ALGÉRIE.
M. le général Chanzy, gouverneur général de l'Algérie, a prononcé, le 3 décembre, à l'ouverture de la session du conseil supérieur de la colonie, un éloquent discours où est exposé avec un remarquable talent tout un plan d'administration, qui a été accueilli avec une approbation unanime. Ce discours peut être divisé eu deux parties; dans la première, l'orateur énonce les principes généraux de son système; la seconde est plus spécialement consacrée à l'explication des moyens pratiques auxquels le gouverneur général juge utile de recourir, tels que: organisation administrative, -- colonisation, -- grands travaux d'utilité publique, -- entreprises industrielles, -- constitution de la propriété, -- forêts, -- régularisation des opérations du séquestre. Nous laisserons de côté cette deuxième partie, dont l'examen nous forcerait d'entrer dans trop de détails techniques, pour ne nous occuper que de la première.
Aux yeux de l'honorable général, les décrets de 1870 contiennent le programme qu'il importe de réaliser au plus vite afin de justifier notre réimplantation sur le sol africain, et c'est à la recherche des moyens propres à amener «l'assimilation de l'Algérie à la mère patrie» que le conseil supérieur doit consacrer toute son activité, tout son patriotisme.
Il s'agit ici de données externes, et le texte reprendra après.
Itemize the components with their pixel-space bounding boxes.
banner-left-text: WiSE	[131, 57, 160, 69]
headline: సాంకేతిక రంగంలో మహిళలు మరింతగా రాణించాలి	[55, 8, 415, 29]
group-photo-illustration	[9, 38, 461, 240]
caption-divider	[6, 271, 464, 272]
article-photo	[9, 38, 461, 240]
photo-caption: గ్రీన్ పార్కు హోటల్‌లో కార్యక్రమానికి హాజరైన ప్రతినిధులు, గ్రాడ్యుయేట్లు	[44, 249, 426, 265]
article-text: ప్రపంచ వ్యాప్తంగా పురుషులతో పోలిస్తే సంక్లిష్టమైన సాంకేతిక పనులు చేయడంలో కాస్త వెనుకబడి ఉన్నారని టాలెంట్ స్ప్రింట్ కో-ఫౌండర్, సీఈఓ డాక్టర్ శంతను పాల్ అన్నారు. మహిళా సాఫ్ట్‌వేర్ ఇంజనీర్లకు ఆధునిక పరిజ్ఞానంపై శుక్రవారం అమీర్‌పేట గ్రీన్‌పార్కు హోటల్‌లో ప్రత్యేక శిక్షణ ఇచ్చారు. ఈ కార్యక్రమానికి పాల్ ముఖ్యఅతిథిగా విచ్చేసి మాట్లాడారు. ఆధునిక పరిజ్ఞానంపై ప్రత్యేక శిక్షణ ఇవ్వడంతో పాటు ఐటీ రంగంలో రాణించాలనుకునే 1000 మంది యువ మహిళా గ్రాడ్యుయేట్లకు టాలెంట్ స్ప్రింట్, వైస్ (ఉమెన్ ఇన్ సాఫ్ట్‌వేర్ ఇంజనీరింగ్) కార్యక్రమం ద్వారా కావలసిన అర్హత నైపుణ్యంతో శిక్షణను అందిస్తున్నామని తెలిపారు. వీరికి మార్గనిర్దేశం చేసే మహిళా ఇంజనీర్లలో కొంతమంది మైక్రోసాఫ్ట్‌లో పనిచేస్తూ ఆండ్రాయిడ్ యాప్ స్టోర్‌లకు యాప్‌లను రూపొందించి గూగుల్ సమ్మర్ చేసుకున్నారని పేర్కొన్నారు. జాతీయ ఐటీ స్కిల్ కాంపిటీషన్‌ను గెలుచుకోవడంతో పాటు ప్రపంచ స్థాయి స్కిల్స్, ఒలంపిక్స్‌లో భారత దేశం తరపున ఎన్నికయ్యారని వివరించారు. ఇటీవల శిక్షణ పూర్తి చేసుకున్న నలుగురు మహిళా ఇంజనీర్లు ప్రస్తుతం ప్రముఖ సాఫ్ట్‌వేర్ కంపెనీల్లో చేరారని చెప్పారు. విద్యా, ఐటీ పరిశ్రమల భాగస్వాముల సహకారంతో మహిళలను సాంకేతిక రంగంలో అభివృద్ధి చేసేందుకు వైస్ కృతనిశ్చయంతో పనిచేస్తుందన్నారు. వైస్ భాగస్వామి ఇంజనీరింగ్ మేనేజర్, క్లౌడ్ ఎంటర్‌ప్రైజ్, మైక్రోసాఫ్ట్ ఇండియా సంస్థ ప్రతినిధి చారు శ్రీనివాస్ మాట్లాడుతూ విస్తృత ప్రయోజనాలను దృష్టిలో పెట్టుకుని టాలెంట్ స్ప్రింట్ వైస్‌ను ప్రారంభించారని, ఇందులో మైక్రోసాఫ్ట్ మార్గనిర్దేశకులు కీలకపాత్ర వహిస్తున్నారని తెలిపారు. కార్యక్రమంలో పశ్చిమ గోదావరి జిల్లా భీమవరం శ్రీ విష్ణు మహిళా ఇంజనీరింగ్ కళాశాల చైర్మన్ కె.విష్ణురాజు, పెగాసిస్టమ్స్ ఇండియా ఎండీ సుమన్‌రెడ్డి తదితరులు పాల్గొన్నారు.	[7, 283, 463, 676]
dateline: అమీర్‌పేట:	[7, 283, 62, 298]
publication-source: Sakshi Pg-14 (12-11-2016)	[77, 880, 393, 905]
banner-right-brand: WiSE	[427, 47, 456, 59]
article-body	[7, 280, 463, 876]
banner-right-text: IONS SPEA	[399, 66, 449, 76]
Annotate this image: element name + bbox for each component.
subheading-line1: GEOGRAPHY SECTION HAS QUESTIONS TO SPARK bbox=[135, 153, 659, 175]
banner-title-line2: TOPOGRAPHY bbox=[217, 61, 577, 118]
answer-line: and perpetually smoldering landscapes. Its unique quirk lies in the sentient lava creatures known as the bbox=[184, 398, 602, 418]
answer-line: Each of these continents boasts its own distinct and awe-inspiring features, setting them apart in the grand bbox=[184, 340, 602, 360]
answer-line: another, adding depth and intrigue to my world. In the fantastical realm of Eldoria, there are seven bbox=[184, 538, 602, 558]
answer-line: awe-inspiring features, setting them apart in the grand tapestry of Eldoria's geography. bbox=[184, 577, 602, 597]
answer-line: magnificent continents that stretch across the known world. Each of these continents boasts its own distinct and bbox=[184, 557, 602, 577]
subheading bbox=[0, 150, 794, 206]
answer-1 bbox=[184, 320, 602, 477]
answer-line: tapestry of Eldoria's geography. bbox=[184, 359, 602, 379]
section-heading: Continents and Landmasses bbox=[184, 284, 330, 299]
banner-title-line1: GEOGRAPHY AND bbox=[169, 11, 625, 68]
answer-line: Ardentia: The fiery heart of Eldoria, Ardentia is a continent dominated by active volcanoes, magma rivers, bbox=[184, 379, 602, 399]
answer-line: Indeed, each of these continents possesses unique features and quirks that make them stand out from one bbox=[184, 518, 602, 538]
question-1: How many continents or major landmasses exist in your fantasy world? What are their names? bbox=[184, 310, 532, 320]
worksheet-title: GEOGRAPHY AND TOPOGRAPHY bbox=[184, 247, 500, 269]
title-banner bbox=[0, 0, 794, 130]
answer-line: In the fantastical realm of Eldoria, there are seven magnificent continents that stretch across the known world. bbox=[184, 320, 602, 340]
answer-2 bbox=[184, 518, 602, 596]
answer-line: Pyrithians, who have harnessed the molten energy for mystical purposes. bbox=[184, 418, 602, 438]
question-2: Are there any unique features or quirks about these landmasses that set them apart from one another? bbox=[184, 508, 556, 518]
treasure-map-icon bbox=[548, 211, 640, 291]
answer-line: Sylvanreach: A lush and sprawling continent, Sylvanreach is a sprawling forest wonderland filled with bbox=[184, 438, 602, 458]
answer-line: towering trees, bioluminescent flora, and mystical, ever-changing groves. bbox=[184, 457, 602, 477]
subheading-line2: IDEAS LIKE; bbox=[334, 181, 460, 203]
Au nombre des mesures qui doivent être appliquées le plus immédiatement, M. le général Chanzy place la disparition de cet antagonisme, plus apparent que réel, entre ce qu'on appelle le régime civil et le régime militaire. Si au lendemain de la conquête, et dans le but de la consolider, de telles distinctions ont pu être nécessaires, indispensables même, elles n'ont plus aujourd'hui de raison pour subsister. «Je déchargerai, dit M. le gouverneur, dans la limite du possible l'armée d'une tâche qui n'est plus la sienne et qu'elle ne continue que par devoir; elle restera chargée temporairement des parties où les populations indigènes, éloignées du contact des Européens, doivent être dominées et sentir la force pour rester calmes.»
Mais, pour l'honorable général, «il n'y a point et il ne peut y avoir ici deux régimes: le régime civil, le régime militaire; il n'y a qu'une pensée: celle de tirer de cette magnifique colonie tout ce que la France et la civilisation attendent de nos communs efforts. Il n'y a et ne peut y avoir deux territoires avec leurs systèmes opposés; il y a une vaste contrée soumise à la France, dans laquelle il nous faut introduire ses institutions, en tenant compte des précautions que la sagesse et la situation nous imposent. Pour moi, dans ce pays, désormais français, il y a les parties qui peuvent et doivent être assimilées de suite, celles dans lesquelles les institutions civiles et la justice de droit commun sont possibles et doivent être complètes, et celles où le commandement doit encore s'exercer, parce que seul il peut assurer, si on lui en laisse les moyens, le bon ordre et la sécurité».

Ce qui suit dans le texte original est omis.